В ХХ-м веке, после того, как девятнадцать веков Европа проповедовала человечность в церквах, которые она теперь разрушает пушками, в книгах, которые солдаты жгут, как дрова,— в ХХ-м веке гуманизм забыт, осмеян, а все, что создано бескорыстной работой науки, схвачено и направлено волею бесстыдных убийц на истребление людей.
Что, в сравнении с этой кошмарной, трехлетней бойней, тридцатилетние и столетние войны прошлого? Где найдем мы оправдание этому небывалому преступлению против планетарной культуры?
Этому отвратительному самоистреблению нет оправдания. Сколько бы ни лгали лицемеры о «великих» целях войны, их ложь не скроет страшной и позорной правды: войну родил Барыш, единственный из богов, которому верят и молятся «реальные политики», убийцы, торгующие жизнью народа.
Людей, которые верят в торжество идеала всемирного братства, негодяи всех стран объявили вредными безумцами, бессердечными мечтателями, у которых нет любви к родине.
Забыто, что среди этих мечтателей Христос, Иоанн Дамаскин, Франциск Ассизский, Лев Толстой,— десятки полубогов-полулюдей, которыми гордится человечество. Для тех, кто уничтожает миллионы жизней, чтобы захватить в свои руки несколько сотен верст чужой земли,— для них нет ни бога, ни дьявола. Народ для них — дешевле камня, любовь к родине — ряд привычек. Они любят жить так, как живут, и пусть вся земля разлетится прахом во вселенной,— они не хотят жить иначе, как привыкли.

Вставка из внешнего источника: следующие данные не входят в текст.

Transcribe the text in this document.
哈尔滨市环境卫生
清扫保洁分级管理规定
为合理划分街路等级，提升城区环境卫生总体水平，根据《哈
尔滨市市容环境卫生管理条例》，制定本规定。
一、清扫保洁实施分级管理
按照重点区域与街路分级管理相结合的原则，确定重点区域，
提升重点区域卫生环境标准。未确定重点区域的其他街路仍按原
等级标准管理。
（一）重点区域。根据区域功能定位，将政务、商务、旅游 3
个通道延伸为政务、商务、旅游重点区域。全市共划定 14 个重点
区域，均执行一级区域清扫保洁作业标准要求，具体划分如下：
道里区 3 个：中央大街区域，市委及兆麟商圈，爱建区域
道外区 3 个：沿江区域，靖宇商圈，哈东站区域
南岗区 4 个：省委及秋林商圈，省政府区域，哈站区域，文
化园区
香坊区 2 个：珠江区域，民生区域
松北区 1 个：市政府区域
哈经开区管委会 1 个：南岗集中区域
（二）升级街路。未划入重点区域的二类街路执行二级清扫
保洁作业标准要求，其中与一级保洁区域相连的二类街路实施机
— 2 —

Вот они уже три года живут по горло в крови, которую проливают по их воле десятки миллионов людей.
Но когда истощатся силы народных масс или когда единодушно вспыхнет их воля «к жизни чистой, человеческой» и прекратит кровавый кошмар,— люди, истребляющие народ Европы, трусливо закричат:
— Это не наша вина! Не мы изуродовали мир, не мы разрушили и разграбили Европу!
Но мы надеемся, что к той поре «глас народа» воистину будет строгим и справедливым «Гласом Божиим» и он заглушит вопли лжи.
Верующие в победу над бесстыдством и безумием должны стремиться к единению своих сил.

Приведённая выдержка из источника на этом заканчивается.